Em vez de perguntarmos que ligação poderá existir entre religião e escola pública, comecemos primeiro por definir para que serve a escola. Diríamos que serve para preparar as crianças e adolescentes para a vida, sem esquecer as responsabilidades parentais na matéria, que são incontornáveis. Se é assim, então por que razão os alunos não saem da escolaridade obrigatória com o exame do Código da Estrada feito? É que, se não vierem a conduzir viaturas ou motociclos, serão sempre peões. Porque se hão-de ver obrigados depois a ir pagar a privados para o fazer? Por que razão a escola não confere uma certificação de primeiros socorros ou de suporte básico de vida? E por que não hão-de aprender noções práticas de economia? Ou de sensibilização para as artes? Será que o aprofundamento de determinadas matérias teóricas é mais importante do que isto?
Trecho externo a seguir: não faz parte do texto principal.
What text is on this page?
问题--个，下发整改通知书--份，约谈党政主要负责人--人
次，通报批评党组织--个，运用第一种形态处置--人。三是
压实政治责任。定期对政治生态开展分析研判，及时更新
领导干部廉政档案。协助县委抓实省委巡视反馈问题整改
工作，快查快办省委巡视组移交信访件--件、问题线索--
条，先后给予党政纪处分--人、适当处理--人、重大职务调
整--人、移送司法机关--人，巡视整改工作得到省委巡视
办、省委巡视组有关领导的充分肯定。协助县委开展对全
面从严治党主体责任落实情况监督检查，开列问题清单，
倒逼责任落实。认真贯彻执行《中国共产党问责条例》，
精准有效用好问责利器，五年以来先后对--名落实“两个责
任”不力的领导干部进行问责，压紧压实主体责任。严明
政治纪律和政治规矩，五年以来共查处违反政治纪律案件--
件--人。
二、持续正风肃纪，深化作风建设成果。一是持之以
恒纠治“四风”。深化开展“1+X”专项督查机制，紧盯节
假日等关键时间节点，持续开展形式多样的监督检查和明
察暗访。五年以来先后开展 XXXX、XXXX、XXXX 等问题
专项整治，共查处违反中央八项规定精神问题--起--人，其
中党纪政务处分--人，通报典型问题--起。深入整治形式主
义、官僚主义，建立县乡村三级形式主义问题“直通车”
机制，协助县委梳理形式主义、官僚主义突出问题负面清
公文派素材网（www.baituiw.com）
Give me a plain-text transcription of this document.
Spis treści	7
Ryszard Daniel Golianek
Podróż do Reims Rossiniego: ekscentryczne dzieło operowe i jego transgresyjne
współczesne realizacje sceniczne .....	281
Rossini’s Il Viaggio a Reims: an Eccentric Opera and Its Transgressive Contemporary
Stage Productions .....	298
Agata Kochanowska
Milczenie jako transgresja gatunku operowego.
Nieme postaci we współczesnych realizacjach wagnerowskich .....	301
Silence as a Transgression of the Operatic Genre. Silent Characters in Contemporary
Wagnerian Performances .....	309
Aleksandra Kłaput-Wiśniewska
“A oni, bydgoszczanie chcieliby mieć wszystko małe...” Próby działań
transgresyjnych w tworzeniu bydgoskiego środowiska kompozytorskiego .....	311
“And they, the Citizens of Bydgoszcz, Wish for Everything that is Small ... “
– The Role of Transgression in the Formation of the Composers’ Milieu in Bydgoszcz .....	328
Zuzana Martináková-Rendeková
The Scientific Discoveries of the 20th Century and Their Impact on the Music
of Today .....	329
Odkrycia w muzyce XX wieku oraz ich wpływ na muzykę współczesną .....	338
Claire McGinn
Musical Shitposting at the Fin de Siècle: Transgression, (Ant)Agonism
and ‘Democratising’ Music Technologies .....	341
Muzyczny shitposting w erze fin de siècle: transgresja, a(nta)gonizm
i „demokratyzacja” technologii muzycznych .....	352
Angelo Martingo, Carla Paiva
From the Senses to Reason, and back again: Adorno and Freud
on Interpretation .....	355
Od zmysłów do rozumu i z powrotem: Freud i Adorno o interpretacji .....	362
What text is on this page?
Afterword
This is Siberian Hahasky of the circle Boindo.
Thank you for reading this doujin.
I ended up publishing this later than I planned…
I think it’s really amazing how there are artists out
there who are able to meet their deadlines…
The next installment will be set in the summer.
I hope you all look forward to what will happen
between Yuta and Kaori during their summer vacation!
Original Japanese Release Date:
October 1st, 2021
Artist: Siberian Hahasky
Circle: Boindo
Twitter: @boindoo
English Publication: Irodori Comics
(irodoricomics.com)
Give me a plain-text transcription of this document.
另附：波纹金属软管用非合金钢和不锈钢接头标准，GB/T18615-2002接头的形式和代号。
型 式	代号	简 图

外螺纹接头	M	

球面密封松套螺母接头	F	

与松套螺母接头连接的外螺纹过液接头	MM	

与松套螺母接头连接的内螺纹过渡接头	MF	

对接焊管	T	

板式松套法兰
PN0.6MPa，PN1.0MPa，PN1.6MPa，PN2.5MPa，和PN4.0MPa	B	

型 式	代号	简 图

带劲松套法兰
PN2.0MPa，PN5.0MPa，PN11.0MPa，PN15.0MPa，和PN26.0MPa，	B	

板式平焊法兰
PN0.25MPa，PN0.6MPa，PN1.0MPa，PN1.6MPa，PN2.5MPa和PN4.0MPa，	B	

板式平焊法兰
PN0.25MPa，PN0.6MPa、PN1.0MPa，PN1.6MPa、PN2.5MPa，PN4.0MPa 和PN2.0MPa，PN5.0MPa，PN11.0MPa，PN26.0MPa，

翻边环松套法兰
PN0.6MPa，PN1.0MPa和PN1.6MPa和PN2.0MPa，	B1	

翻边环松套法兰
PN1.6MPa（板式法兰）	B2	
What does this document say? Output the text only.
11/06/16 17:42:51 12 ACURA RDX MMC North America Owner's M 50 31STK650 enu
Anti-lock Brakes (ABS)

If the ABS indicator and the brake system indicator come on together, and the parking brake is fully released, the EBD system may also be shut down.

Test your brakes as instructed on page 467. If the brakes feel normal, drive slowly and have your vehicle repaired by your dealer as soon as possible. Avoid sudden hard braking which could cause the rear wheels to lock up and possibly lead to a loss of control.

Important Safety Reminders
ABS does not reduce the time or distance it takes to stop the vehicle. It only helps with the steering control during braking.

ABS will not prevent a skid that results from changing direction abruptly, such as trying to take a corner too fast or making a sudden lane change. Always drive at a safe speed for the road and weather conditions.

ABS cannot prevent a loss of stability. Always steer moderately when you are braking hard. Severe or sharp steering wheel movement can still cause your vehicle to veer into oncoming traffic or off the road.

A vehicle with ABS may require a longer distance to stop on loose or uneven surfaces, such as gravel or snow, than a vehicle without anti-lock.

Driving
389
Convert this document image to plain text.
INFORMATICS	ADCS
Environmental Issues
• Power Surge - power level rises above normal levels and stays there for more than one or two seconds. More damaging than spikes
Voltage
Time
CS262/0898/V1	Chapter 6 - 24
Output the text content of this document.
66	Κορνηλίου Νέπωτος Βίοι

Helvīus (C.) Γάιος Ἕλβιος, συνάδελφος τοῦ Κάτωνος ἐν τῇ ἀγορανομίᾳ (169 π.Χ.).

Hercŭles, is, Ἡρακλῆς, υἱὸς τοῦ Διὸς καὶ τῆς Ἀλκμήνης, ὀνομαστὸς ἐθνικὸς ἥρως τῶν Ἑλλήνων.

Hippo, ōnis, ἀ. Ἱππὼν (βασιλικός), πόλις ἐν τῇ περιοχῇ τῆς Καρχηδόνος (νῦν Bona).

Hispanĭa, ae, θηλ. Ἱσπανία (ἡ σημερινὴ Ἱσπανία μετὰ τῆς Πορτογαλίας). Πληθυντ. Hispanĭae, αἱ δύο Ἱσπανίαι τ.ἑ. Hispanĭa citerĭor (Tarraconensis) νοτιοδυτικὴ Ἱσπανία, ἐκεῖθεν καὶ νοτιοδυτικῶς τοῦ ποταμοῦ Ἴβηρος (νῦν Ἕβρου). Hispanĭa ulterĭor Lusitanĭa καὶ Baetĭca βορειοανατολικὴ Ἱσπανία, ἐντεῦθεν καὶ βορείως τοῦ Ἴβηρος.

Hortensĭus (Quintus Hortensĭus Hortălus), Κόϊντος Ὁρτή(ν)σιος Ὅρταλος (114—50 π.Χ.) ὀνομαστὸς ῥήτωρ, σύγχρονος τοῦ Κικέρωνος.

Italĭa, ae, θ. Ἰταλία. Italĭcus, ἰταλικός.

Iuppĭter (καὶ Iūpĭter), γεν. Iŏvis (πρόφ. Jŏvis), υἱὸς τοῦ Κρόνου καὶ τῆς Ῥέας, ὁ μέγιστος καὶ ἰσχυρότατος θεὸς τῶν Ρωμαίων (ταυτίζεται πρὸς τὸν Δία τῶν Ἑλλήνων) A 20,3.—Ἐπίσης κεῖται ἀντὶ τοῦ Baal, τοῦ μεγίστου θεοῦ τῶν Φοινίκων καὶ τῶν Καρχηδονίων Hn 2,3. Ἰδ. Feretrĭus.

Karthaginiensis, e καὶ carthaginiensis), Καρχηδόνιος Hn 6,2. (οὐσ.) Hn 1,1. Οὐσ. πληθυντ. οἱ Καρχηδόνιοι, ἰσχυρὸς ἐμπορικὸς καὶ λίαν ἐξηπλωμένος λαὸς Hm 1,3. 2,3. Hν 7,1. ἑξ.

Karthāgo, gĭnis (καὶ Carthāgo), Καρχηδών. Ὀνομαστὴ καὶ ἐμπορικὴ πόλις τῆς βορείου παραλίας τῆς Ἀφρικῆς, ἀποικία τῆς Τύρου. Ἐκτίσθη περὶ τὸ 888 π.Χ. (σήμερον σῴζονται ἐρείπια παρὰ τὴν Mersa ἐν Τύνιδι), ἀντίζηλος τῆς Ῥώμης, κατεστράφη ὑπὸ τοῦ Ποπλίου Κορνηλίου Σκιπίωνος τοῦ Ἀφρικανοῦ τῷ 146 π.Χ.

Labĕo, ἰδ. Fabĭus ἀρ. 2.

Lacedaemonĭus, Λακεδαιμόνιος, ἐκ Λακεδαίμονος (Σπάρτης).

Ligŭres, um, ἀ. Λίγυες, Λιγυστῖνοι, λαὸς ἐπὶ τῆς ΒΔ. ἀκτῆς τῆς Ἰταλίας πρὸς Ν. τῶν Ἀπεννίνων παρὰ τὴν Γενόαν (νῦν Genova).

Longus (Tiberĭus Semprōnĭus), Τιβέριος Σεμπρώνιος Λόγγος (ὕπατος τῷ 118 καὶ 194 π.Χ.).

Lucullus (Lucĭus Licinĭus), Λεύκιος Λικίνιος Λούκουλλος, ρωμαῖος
Se a escola pretende de facto preparar os alunos para a vida poderia igualmente substituir as aulas de religião e moral das confissões religiosas por uma disciplina de Introdução às Religiões e Espiritualidades, que fizesse a abordagem ao fenómeno religioso, sem esquecer as perspectivas agnóstica e ateia. Se, por um lado, as confissões religiosas não precisam da escola pública para catequizarem as camadas mais jovens dos seus fiéis, por outro lado não é suposto que a escola pública se converta num campo de recrutamento proselitista. Num mundo cada vez mais globalizado e numa sociedade tendencialmente mais complexa do ponto de vista religioso como é a portuguesa (segundo comprovam os últimos estudos científicos conhecidos), a responsabilidade do ensino público é preparar os alunos para a vida real e os desafios da contemporaneidade. A cidadania também passa por aqui.

Bem sei que se coloca desde logo o problema da operacionalização da medida, em particular o caso da formação dos professores. Mas se não quisermos continuar com uma escola à medida do século XIX temos que planear o futuro e adaptar o ensino público aos tempos que correm e ao tipo de sociedade que queremos construir, de tolerância e boa convivência entre cidadãos de diferentes filiações religiosas ou sem fé religiosa.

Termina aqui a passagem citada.